Evaluating rental yield vs capital growth

Written by view.com.au in Investing

Finger points to a graph on a wooden table and evaluates a rental yield.

What is capital growth?

A quick rundown: capital growth is the increase in value of your property, whether it be your home or your investment property, based on a number of factors that relate to changes in the market. Economic conditions, the balance between supply and demand, population fluctuations, improvements you make to your home (renovations), and demographic shifts in your suburb are some of the major influences on the value of your home if you were to sell it today.

Capital growth, or capital appreciation, is often equated with ‘equity’. In a reverse mortgage, for instance, retirees can enjoy an income stream based on the capital growth, or equity, of their home. Meanwhile, investors often use the equity in their investment properties to refinance and reinvest in further investment opportunities.

What is rental yield?

‘Yield’ is another term for returns. This is the return you receive by way of the rent paid by your tenants on an investment property.

Remember that there is your ‘gross rental yield’ and your ‘net rental yield’.

To calculate your gross rental yield you simply divide your annual rental income by the value of your property and multiply this figure by 100. So, a house purchased for $500,000 that receives a weekly rental yield of $400 ($20,800 yearly) has a rental yield of 4.16%. This figure does not reflect the current market value of your home (your capital growth), which can affect the figure.

To calculate your net rental yield, you need to calculate all the ongoing costs of an investment (insurance, repairs, council rates, depreciation, mortgage payments etc.) as well as the initial costs of purchasing the property (deposit, stamp duty, legal fees etc.). Your net rental yield is calculated by subtracting your annual expenses from your annual rental income then dividing this figure by the initial costs of purchasing the property, then finally multiplying this by 100 to get a percentage.

Evaluating the two when deciding on an investment property

As a first investor or as a typical property investor (unlike a speculator), your focus should be on long-term growth, not short-term gains. It is unwise to negatively gear your property just for short term capital growth, but it can be a common approach in long-term investing strategies.
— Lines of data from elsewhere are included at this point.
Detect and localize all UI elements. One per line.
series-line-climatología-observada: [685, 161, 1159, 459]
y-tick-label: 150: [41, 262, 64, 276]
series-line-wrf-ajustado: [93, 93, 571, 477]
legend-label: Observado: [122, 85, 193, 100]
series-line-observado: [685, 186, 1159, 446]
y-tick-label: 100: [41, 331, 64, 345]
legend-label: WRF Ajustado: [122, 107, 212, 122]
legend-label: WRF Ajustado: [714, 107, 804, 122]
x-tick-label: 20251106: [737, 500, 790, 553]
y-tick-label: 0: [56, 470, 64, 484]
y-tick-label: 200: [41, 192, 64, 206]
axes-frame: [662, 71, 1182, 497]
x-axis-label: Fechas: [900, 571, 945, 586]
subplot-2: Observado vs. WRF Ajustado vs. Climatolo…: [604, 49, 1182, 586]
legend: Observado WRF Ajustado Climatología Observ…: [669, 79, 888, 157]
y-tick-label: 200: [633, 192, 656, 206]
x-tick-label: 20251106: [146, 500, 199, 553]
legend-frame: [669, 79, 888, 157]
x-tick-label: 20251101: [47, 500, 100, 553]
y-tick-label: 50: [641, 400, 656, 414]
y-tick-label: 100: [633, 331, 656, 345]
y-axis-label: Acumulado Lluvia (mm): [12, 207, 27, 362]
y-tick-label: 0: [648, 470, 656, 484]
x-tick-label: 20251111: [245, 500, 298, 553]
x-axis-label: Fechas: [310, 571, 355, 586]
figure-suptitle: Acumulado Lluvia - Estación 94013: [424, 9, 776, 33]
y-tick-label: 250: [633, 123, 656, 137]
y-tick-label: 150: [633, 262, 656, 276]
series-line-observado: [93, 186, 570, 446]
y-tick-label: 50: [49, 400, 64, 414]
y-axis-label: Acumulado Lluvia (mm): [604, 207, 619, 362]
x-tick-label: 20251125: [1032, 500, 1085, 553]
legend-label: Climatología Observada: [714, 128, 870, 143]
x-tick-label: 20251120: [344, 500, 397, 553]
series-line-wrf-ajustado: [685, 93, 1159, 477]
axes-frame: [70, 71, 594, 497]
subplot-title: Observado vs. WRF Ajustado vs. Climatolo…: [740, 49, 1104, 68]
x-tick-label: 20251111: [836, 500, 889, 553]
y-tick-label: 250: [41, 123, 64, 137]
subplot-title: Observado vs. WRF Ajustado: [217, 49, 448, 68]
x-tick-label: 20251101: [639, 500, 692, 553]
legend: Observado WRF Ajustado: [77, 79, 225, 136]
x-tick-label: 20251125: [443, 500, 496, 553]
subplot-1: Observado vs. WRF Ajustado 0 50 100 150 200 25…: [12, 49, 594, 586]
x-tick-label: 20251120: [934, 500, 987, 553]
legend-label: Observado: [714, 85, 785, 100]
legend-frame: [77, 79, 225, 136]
Property investing is usually a long-term strategy, due to the sheer sums involved. This is why you should ultimately favour capital growth in your investments over rental yield, as the ultimate gains you make once you do sell your investment property 20 years down the line will far outweigh those you would receive if you favoured a property that had a ratio that leveraged a higher yield over higher capital growth.

Deciding whether to base your investment strategy on capital growth or rental yield does depend on your financial situation and goals. It is pivotal that you discuss your investments with a financial advisor and accountant, to ensure that you are making the most of available tax breaks (such as negative gearing or if you are in a relationship placing the loan in the name of the individual in a lower tax bracket).